During Sunday night’s American presidential debate, Donald Trump called Canada’s health care system "slow" and "catastrophic," and that "when [Canadians] need a big operation […] they come into the United States."

And while Canada may not be fond of being dragged into the debate, Trump’s words aren’t entirely baseless.

A new study by Fraser Research Institute shows that an estimated 45,619 Canadians received non-emergency medical treatment outside of Canada in 2015.

It’s a drop from 2014 where they reported an estimated 52,513 Canadians chose to go abroad -- but still higher than 2013 when 41,838 travelled abroad.

The study surveyed physicians across Canada in 12 major medical specialties and found that overall, one per cent of patients leave the country for medical treatment.

Similar to last year, they also found that British Columbia had the highest proportion of patients travelling abroad to receive treatment (1.6 per cent), while Ontario had the largest number of medical tourists at 22,352.

The most common procedures sought abroad were urological procedures; with urologists reporting the highest proportion of patients travelling abroad for treatment (1.6 per cent).

 “A large number of Canadians clearly feel they have to leave the country to obtain needed and timely medical care,” said Bacchus Barua, study co-author at the Fraser Institute, in a statement.

He told CTVNews.ca that he wouldn’t be surprised if wait times were a key factor in why some Canadians are crossing borders.

The report outlines that in 2015, wait times were over 9 weeks between seeing a specialist and receiving treatment, which is almost 3 weeks longer than doctors consider being ‘reasonable’.

According to Barua, it’s an issue that doesn’t have many solutions.

 “We need to look at ways to help deliver on the universal health care promise,” he said.

But Dr Valorie Crooks, Canada Research Chair in Health Service Geographies, told CTVNews.ca:  “They can’t hang their hat exclusively on wait times,” explaining that people travel for a variety of reasons.

Crooks listed motives such as: procedures being unavailable, immigrants wanting to receive their care in their native country, anonymity and ‘snowbirds’ being treated for chronic conditions while away. 

“Even the act of being placed on a waitlist is enough to prompt some people to consider seeking treatment elsewhere,” she added. 

“The fact of the matter is [medical tourism] is a practice that is untracked, untraced and unregulated.
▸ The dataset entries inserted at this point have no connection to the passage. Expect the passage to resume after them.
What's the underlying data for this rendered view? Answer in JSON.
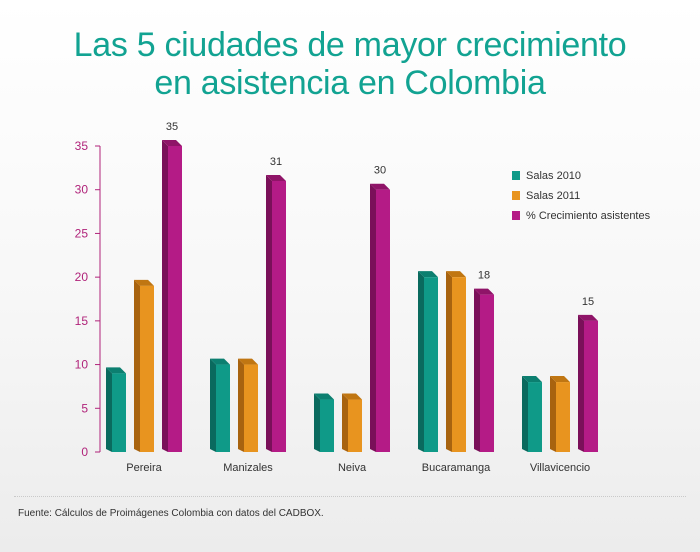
{
  "title_lines": [
    "Las 5 ciudades de mayor crecimiento",
    "en asistencia en Colombia"
  ],
  "source": "Fuente: Cálculos de Proimágenes Colombia con datos del CADBOX.",
  "colors": {
    "title": "#12a392",
    "axis": "#b0237a",
    "series": [
      "#0f9a88",
      "#e8941f",
      "#b41b86"
    ],
    "series_side": [
      "#0a6a5e",
      "#a8630f",
      "#7a1059"
    ],
    "series_top": [
      "#0c7f70",
      "#c07612",
      "#8f1468"
    ]
  },
  "chart_data": {
    "type": "bar",
    "categories": [
      "Pereira",
      "Manizales",
      "Neiva",
      "Bucaramanga",
      "Villavicencio"
    ],
    "series": [
      {
        "name": "Salas 2010",
        "values": [
          9,
          10,
          6,
          20,
          8
        ]
      },
      {
        "name": "Salas 2011",
        "values": [
          19,
          10,
          6,
          20,
          8
        ]
      },
      {
        "name": "% Crecimiento asistentes",
        "values": [
          35,
          31,
          30,
          18,
          15
        ]
      }
    ],
    "data_labels": [
      "35",
      "31",
      "30",
      "18",
      "15"
    ],
    "yticks": [
      "0",
      "5",
      "10",
      "15",
      "20",
      "25",
      "30",
      "35"
    ],
    "ylim": [
      0,
      35
    ],
    "legend_position": "right",
    "grid": false
  }
}
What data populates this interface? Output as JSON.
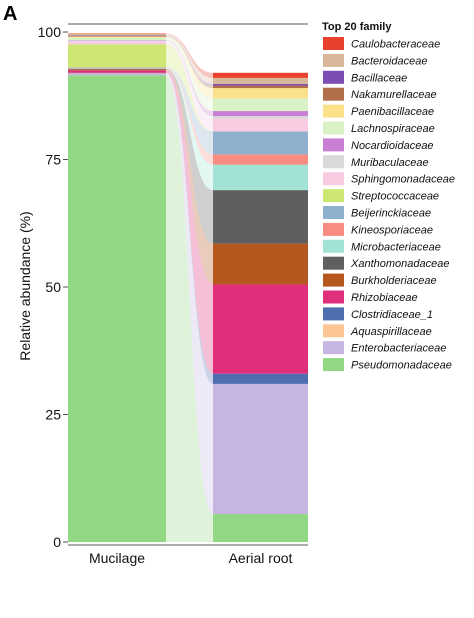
{
  "panel_label": "A",
  "chart_data": {
    "type": "bar",
    "subtype": "stacked-alluvial",
    "title": "",
    "xlabel": "",
    "ylabel": "Relative abundance (%)",
    "ylim": [
      0,
      100
    ],
    "yticks": [
      "0",
      "25",
      "50",
      "75",
      "100"
    ],
    "categories": [
      "Mucilage",
      "Aerial root"
    ],
    "legend_title": "Top 20 family",
    "legend_position": "right",
    "grid": false,
    "series": [
      {
        "name": "Pseudomonadaceae",
        "color": "#92d784",
        "values": [
          91.5,
          5.5
        ]
      },
      {
        "name": "Enterobacteriaceae",
        "color": "#c5b5e0",
        "values": [
          0.3,
          25.5
        ]
      },
      {
        "name": "Aquaspirillaceae",
        "color": "#fdc596",
        "values": [
          0.1,
          0.0
        ]
      },
      {
        "name": "Clostridiaceae_1",
        "color": "#4d6fb0",
        "values": [
          0.1,
          2.0
        ]
      },
      {
        "name": "Rhizobiaceae",
        "color": "#df2e7a",
        "values": [
          0.5,
          17.5
        ]
      },
      {
        "name": "Burkholderiaceae",
        "color": "#b5571f",
        "values": [
          0.2,
          8.0
        ]
      },
      {
        "name": "Xanthomonadaceae",
        "color": "#5f5f5f",
        "values": [
          0.1,
          10.5
        ]
      },
      {
        "name": "Microbacteriaceae",
        "color": "#a2e3d6",
        "values": [
          0.1,
          5.0
        ]
      },
      {
        "name": "Kineosporiaceae",
        "color": "#f98c80",
        "values": [
          0.1,
          2.0
        ]
      },
      {
        "name": "Beijerinckiaceae",
        "color": "#8fb0cc",
        "values": [
          0.1,
          4.5
        ]
      },
      {
        "name": "Streptococcaceae",
        "color": "#cee672",
        "values": [
          4.5,
          0.0
        ]
      },
      {
        "name": "Sphingomonadaceae",
        "color": "#f9cbe1",
        "values": [
          0.5,
          2.5
        ]
      },
      {
        "name": "Muribaculaceae",
        "color": "#d9d9d9",
        "values": [
          0.2,
          0.5
        ]
      },
      {
        "name": "Nocardioidaceae",
        "color": "#c87fd6",
        "values": [
          0.1,
          1.0
        ]
      },
      {
        "name": "Lachnospiraceae",
        "color": "#d8f2c6",
        "values": [
          0.5,
          2.5
        ]
      },
      {
        "name": "Paenibacillaceae",
        "color": "#fbe28a",
        "values": [
          0.2,
          2.0
        ]
      },
      {
        "name": "Nakamurellaceae",
        "color": "#b06e4a",
        "values": [
          0.1,
          0.5
        ]
      },
      {
        "name": "Bacillaceae",
        "color": "#7c4db3",
        "values": [
          0.1,
          0.3
        ]
      },
      {
        "name": "Bacteroidaceae",
        "color": "#d9b79a",
        "values": [
          0.3,
          1.2
        ]
      },
      {
        "name": "Caulobacteraceae",
        "color": "#e8422e",
        "values": [
          0.1,
          1.0
        ]
      }
    ]
  }
}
There are speculative accounts but all numbers are unreliable.”

In other words, there’s really no way of knowing how many Canadians are actually going abroad for medical treatment or why. 

And while Trump puts Canadians’ health care system in his crosshairs, Canada is ranked as the number one medical tourist destination, receiving over 16.6 million tourists per year, according to the medical tourism index.